Monday, September 8, 2008

Gluten-Free Review: Viva la Campagna! (con pancakes!)



The coast ranges of Central Oregon don't really have much in common with the coast ranges of Italy's Campagna. More maples and pines, not so many olives and cedars. But we found Campagna Gourmet's delectable Olive and Sundried Tomato Pesto at a country farm stand on the main road from Salem (not Salerno) to Pacific City, and snagged a jar for beach picnicking.

... Which we totally forgot to do. As I was putting away some of the last bits from the wedding trip (read: The "Where the heck are we going to put this?!" boxes) I spied the jar, along with a Hot Pepper Jelly (from the same company) we picked up at the same time.

Pestos are usually loaded with Parmesan cheese, so finding a vegan pesto is always a bonus. The texture is spot-on. It has a smooth yet coarse mouth feel, with just the right amount of oiliness, and little flavor bursts from the herbs.

As a spread, though, the richness of the sundried tomatoes and the oily delight of the olives is overwhelmed by the salt content. Unfortunately, it's just too salty. What this product is perfectly suited for is blending; it would be an exquisite base for puttanesca sauce, or folded into hummous for a flavor boost.

I love savoury pancakes, and the pesto makes a perfect addition (as well as a garnish). Normally my savoury pancakes are full of veggies in varying combinations, but in the interest of letting the pesto take the spotlight, I've simply added some fresh tomatoes and chopped sweet onions. I used amaranth and millet from my bulk grain jars, coarse-milled just before cooking in my coffee grinder for maximum freshness! :)

The pesto adds an intense depth to these rustic cakes, set off by the sweetness of the onions and tomatoes. The kale, with its dark, bitter overtones, is the perfect complement.


Campagna Pancakes

2/3 cup millet flour
2/3 cup amaranth flour
1/4 cup tapioca starch
1/2 tsp. salt (optional)
1/2 tsp. baking soda
1/2 tsp. vinegar
1 1/4 cups unsweetened soymilk
1/4 cup Campagna Olive and Sundried Tomato Pesto
2 roma tomatoes, halved lengthwise and sliced (into little half-moons)
1/4 sweet onion, chopped
1 small bunch of basil, chopped

Stir together dry ingredients in a large bowl. Fold in soymilk and mix thoroughly. Then, add Campagna (I just like saying it - say it with me now: Caaampaagnaaa) Pesto, tomatoes, basil, and chopped onion.

Dip a 1/4 cup measure into the batter and pour into a large frying pan over medium heat (about three per batch). Cook on one side until the bubbles pop and batter doesn't sink back in.

When the down side arrives at a nice dark golden brown, flip! When the second side reaches the same color, go ahead and take 'em out. Next round...
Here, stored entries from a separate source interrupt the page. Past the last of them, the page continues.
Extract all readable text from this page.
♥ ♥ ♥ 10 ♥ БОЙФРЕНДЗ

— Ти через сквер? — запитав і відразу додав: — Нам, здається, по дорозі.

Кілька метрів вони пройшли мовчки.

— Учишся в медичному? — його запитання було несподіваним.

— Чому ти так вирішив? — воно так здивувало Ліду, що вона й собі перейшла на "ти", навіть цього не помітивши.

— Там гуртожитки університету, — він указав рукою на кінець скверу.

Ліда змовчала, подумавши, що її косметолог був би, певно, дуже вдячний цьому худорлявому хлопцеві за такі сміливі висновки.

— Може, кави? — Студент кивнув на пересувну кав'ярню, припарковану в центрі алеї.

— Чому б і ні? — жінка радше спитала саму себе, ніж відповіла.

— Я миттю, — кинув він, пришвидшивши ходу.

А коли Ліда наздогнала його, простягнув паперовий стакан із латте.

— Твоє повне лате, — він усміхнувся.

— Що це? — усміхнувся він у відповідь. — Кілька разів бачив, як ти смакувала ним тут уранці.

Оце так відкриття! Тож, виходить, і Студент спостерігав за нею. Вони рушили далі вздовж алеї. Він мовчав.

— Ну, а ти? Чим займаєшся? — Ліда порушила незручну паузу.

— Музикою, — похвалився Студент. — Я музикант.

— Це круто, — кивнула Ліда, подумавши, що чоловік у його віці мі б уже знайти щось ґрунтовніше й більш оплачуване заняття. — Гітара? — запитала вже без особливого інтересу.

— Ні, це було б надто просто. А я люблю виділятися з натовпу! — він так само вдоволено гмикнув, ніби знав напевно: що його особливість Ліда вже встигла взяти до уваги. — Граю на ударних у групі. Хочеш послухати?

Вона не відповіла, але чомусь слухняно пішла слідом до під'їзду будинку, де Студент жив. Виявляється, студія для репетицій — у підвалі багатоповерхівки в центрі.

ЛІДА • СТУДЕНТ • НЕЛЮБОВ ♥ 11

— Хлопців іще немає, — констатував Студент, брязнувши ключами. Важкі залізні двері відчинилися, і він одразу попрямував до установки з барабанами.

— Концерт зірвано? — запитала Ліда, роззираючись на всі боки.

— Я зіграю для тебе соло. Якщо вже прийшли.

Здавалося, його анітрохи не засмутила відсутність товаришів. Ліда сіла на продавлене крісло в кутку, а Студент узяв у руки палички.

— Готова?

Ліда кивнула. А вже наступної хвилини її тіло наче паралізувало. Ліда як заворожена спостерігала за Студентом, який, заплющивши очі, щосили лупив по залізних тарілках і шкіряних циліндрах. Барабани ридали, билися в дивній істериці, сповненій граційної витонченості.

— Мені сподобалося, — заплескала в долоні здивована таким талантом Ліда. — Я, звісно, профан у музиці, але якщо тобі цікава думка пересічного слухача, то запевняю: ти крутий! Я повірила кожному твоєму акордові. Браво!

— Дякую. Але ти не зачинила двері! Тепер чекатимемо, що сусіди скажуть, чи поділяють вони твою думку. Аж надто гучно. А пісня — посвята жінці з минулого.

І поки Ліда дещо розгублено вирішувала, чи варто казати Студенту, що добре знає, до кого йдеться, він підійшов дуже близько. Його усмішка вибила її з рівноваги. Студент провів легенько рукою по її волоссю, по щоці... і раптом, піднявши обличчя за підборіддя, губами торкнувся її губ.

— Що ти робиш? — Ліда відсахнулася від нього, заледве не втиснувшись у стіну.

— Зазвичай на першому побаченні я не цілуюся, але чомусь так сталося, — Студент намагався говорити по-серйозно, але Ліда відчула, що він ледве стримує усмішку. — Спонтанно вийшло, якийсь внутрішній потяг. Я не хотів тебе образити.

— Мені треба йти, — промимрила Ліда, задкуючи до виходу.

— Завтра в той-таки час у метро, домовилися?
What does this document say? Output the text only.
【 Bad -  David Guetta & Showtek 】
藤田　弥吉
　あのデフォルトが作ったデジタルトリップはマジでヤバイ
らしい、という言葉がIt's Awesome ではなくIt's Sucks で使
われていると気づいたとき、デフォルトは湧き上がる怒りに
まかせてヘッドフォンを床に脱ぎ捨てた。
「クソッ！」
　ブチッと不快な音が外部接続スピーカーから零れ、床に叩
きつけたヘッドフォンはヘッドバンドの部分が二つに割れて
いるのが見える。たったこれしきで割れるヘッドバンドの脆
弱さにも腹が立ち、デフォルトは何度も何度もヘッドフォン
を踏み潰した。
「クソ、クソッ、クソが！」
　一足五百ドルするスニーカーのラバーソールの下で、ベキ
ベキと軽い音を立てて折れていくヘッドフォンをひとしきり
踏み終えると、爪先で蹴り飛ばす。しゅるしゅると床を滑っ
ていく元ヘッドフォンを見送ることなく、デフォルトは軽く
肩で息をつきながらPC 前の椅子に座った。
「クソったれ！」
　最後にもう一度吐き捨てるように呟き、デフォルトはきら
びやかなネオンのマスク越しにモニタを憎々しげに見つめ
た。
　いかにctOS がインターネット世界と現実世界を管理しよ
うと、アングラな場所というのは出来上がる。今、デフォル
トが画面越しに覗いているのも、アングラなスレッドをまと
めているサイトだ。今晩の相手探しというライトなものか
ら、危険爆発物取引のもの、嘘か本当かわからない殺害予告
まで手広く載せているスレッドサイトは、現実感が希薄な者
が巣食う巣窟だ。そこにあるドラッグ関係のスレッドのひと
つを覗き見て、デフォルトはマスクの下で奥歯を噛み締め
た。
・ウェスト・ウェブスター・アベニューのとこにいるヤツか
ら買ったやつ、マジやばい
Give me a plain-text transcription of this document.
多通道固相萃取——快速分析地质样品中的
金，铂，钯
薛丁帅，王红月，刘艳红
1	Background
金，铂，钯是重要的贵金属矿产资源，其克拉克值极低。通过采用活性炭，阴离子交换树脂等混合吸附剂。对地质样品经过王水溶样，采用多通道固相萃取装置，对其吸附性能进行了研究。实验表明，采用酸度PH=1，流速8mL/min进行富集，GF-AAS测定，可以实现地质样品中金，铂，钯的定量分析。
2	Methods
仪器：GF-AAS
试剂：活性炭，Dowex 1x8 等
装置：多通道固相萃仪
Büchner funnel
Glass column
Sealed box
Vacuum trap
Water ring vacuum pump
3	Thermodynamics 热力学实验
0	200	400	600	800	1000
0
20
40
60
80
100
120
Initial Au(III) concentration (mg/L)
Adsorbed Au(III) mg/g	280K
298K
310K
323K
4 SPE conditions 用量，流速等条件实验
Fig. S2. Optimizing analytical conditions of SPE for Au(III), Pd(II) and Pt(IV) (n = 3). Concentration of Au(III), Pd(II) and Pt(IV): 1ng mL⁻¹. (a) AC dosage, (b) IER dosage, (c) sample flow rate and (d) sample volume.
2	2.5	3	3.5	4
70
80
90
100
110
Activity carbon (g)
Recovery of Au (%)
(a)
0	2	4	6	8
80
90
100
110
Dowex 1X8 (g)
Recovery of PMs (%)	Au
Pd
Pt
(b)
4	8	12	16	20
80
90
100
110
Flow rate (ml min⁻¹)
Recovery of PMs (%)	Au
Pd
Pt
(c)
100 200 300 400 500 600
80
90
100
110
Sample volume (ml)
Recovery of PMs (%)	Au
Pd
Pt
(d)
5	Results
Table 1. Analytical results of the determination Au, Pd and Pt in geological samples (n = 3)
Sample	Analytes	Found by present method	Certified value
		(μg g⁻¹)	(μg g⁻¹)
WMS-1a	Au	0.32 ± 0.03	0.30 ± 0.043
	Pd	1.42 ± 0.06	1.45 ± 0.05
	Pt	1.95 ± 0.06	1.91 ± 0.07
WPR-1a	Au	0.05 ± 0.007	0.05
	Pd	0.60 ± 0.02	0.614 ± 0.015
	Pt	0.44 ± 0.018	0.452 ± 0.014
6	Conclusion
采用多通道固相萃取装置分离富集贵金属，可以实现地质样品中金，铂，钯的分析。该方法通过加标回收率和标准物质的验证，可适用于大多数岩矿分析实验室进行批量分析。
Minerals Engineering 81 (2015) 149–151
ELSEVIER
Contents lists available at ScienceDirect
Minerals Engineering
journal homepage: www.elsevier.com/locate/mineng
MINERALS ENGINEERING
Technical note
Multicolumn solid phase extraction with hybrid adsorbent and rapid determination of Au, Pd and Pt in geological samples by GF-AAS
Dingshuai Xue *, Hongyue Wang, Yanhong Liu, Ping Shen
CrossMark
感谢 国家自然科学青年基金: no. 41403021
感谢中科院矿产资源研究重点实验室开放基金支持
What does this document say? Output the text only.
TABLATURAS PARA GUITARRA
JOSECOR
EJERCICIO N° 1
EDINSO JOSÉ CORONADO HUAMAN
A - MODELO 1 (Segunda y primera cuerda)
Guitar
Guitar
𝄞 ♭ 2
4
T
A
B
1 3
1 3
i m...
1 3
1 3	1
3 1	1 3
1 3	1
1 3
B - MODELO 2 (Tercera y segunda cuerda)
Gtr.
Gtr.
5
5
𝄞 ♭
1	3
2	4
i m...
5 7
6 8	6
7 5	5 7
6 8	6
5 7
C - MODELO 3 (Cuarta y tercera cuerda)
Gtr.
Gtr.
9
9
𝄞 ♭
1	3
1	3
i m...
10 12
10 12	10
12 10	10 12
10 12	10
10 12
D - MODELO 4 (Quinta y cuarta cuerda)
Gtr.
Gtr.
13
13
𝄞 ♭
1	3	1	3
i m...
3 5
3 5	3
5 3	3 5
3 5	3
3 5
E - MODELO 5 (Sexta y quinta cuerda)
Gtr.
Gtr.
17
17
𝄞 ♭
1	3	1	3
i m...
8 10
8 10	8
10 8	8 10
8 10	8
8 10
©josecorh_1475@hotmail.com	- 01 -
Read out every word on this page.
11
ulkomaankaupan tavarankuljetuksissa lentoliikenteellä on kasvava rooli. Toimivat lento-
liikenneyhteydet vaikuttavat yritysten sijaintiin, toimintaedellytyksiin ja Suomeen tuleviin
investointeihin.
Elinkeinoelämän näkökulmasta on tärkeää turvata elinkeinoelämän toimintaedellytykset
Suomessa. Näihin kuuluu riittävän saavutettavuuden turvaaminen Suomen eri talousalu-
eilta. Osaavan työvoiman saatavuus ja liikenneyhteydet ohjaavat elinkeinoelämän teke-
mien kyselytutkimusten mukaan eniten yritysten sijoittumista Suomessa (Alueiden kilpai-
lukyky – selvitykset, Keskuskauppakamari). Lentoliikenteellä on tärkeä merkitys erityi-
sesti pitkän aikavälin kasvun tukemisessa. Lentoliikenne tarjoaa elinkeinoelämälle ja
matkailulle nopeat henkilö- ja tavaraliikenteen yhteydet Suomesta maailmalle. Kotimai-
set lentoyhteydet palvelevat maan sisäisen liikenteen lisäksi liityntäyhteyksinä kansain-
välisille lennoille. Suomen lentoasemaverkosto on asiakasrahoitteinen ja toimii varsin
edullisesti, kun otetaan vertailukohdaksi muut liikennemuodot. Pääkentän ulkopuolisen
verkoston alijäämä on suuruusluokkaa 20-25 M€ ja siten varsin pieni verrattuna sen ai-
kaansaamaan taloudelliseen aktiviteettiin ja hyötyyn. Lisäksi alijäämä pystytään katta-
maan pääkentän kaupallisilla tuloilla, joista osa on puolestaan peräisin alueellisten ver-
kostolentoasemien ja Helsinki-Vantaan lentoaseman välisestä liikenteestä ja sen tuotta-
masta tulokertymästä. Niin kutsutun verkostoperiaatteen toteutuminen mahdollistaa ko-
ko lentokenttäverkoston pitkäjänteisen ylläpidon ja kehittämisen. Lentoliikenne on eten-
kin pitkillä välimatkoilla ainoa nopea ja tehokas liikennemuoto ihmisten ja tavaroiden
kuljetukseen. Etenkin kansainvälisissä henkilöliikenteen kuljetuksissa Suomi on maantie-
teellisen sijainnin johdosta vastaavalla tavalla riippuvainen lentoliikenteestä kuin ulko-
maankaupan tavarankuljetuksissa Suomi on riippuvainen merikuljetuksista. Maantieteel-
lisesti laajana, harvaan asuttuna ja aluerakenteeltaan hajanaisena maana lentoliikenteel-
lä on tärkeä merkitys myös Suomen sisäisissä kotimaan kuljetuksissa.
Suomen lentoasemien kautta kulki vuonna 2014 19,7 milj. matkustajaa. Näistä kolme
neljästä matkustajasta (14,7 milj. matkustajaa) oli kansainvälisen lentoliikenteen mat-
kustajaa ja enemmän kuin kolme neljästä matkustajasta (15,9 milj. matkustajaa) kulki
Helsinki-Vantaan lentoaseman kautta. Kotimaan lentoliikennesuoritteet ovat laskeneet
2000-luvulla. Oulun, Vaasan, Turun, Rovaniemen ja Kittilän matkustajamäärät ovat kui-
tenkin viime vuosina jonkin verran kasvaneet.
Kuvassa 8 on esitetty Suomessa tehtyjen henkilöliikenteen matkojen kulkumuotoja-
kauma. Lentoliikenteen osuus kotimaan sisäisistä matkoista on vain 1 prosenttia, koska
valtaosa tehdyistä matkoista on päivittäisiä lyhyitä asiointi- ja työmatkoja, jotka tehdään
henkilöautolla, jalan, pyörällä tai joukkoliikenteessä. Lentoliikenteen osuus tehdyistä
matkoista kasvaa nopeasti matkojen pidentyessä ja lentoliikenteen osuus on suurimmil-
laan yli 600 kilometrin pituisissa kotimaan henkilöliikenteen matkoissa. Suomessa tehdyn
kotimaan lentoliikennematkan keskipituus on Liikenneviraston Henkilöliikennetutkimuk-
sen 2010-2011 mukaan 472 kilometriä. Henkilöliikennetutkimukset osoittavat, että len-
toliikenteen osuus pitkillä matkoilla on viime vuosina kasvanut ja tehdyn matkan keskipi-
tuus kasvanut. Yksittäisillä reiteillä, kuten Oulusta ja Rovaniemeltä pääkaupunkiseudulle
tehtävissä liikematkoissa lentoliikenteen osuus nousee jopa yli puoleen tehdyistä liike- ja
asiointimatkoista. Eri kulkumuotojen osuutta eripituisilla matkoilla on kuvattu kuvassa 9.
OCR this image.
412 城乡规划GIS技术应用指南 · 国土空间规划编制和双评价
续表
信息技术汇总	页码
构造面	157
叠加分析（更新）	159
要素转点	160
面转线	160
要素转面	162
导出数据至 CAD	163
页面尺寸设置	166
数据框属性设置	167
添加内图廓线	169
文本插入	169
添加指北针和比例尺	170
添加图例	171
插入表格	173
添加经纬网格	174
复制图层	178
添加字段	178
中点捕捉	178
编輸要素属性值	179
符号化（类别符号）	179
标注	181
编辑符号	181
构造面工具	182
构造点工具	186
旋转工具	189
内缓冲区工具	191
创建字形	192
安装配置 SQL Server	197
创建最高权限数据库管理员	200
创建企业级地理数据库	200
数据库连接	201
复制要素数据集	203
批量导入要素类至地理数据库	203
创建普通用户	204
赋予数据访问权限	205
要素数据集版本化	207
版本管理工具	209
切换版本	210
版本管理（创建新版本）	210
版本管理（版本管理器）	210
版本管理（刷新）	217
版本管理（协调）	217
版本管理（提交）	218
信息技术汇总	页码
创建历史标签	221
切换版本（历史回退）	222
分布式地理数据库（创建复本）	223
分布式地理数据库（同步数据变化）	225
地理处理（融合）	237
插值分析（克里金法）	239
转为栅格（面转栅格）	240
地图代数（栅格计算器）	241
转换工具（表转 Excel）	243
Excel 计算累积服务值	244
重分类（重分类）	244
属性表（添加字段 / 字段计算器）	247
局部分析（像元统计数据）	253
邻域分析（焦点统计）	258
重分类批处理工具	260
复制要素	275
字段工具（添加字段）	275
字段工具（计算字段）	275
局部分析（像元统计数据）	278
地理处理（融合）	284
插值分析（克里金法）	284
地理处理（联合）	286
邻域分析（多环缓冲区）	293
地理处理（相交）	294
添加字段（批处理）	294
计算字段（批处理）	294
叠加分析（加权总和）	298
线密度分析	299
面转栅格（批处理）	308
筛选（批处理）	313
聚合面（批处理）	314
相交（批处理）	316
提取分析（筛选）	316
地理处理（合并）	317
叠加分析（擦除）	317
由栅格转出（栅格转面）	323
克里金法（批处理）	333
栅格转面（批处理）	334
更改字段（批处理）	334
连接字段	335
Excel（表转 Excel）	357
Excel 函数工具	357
Be sure to serve them hot and crispy, as they lose that nice texture after sitting a while. If you must let them stand, try putting them on a wire grate rather than a platter.

Garnish with chiffonaded basil, a dollop of the pesto and some simple kale (below). Makes about 18 pancakes.

Simple Kale

1/4 sweet onion, chopped
6 kale leaves, stemmed & chopped
2 Tbsp. apple cider vinegar
1 tsp lemon juice
salt and pepper to taste
Olive oil for frying

In a pan, warm oil over medium heat. Add onions and saute until golden. Toss in kale leaves, lemon juice and vinegar, and saute for about a minute, just until the kale brightens in color. Transfer to a bowl to prevent overcooking.

5 comments:

JennDZ - The Leftover Queen said...

Those pancakes look great! :) I love the idea of savory ones. I am going to have to try that as I tend not to be a big fan of the regular kind.

I love love love hot pepper jelly! You are going to enjoy that - I bet it would be awesome as a glaze on some fried tofu! Or mixed with vegan cream cheese as a spread for crackers.

Lyra said...

I'm not a big fan of sweet pancakes, either. Whenever I make pancakes, they're almost always savoury. :) I love indian-spiced ones with grated zucchini and carrots, toooo!

The hot pepper jelly is damn good! I haven't opened this jar, but I got to taste it at the farm stand. The guy behind the counter was like "Oh, speaking of this company... You HAVE to try this!!" hehe. I'm brainstorming right now as to what to do with it. ;)

Anna's Spot said...

I want to try that too. I agree with jenndz. I am not a regular pancake fan but those look great. I hate to eat sweet things in the am. Thanks for the recipes I can wait to try them.
Have a beautiful day.
Anna

Laume said...

You are inspiring me in so many ways! Now this reminds me of the frittata that my (ex, but we still love each other) MIL taught me to make. And my dad's latkes. Again, take it a step further and make other savory pancakes. Whodathunk!? Well, you did, obviously.